Jednak mojego entuzjazmu łatwo zgasić się nie da i przy
pierwszej nadarzającej się okazji ponowiłem okrzyk.
Niestety, nie dane mi było wysłuchać aplauzu zebranych,
gdyż osiłki powalili mnie na ziemię, w fachowy sposób
stosując blokadę lewego przedramienia i skopali, by po
chwili założyć mi kajdanki. Ten ostatni fakt szczególnie
mnie oburzył, gdyż dotąd sądziłem, że takowe używać
może tylko policja. Tak skrępowany leżałem na zimnym
bruku kilkanaście minut. Nie dość, że ubrudzeniu uległo
moje ubranie, otarciu uległ naskórek dłoni prawej, to
nie byłem w stanie wysłuchać części programowej przemówienia
Prezydenta. Przez moment jeszcze rozważałem zasadność
wzniesienia kolejnego okrzyku, ale widok zbyt ciężkich,
jak na tę porę roku, butów obok mojej twarzy powstrzymał
mnie od dalszego wyrażania swojego entuzjazmu.

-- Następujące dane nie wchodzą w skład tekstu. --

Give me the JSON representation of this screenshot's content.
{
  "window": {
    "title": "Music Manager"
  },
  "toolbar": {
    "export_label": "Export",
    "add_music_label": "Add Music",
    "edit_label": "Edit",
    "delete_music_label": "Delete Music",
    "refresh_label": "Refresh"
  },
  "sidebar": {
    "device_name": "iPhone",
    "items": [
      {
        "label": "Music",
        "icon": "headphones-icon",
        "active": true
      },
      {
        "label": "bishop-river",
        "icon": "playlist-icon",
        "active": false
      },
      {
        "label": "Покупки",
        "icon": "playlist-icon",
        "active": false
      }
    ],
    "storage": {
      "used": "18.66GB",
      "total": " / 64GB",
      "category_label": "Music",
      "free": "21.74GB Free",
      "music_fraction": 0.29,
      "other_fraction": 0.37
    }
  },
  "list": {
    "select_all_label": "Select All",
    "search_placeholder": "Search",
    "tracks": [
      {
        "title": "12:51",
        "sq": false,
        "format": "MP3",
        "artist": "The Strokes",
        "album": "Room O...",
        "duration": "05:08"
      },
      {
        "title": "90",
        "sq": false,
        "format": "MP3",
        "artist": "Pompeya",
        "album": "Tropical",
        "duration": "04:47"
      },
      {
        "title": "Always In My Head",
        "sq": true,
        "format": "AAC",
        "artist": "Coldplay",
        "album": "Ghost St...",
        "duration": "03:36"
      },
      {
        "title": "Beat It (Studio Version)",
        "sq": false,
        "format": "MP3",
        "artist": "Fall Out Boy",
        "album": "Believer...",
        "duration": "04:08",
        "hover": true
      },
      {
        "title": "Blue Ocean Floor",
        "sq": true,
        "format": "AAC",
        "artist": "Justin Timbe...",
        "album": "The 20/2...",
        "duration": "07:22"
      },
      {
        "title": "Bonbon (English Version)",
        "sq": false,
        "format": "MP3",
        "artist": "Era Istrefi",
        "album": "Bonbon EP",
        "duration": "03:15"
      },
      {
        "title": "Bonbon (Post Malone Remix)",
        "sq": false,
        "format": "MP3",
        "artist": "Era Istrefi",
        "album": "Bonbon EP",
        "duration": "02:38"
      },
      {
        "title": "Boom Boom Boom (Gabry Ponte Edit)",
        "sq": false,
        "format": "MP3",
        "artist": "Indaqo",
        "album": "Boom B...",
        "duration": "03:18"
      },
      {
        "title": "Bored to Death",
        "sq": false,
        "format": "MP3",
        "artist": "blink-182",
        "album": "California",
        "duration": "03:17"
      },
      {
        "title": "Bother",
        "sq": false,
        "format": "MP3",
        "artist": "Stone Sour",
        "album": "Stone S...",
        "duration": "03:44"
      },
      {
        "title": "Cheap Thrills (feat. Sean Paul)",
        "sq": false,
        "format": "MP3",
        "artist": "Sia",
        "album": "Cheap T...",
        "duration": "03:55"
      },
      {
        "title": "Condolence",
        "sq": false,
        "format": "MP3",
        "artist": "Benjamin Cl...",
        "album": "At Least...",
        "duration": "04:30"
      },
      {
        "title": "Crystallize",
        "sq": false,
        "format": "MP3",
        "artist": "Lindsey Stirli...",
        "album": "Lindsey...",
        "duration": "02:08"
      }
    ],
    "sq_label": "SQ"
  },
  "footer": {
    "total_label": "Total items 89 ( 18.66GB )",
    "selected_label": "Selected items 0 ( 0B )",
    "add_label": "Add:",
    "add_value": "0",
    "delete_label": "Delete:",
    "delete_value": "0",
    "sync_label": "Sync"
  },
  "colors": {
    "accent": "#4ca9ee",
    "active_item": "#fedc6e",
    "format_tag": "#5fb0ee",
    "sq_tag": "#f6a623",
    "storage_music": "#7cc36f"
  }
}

Jeszcze w czasie trwania wiecu zostałem podniesiony przed
ekstermistów, lecz na widok stojących tuż obok chłopców
ubranych w kamizelki z napisem "policja" -
odetchnąłem z ulgą.
Odwieziono mnie do komisariatu na ul. Wilczą w asyście
czterech funkcjonariuszy, którzy zostali specjalnie dla
mnie ściągnięci z innego, ważnego odcinka służby. Na
miejscu zamknięto mnie w klatce wraz z trzema uzależnionymi
i jedną panią. Pozwoli mi to doświadczenie rozszerzyć
horyzonty oraz uzupełnić wiedzę w kilku kwestiach.
Po około godzinie usłyszałem swoje nazwisko oraz
stwierdzenie: "Na alkomat z nim, a potem na izbę".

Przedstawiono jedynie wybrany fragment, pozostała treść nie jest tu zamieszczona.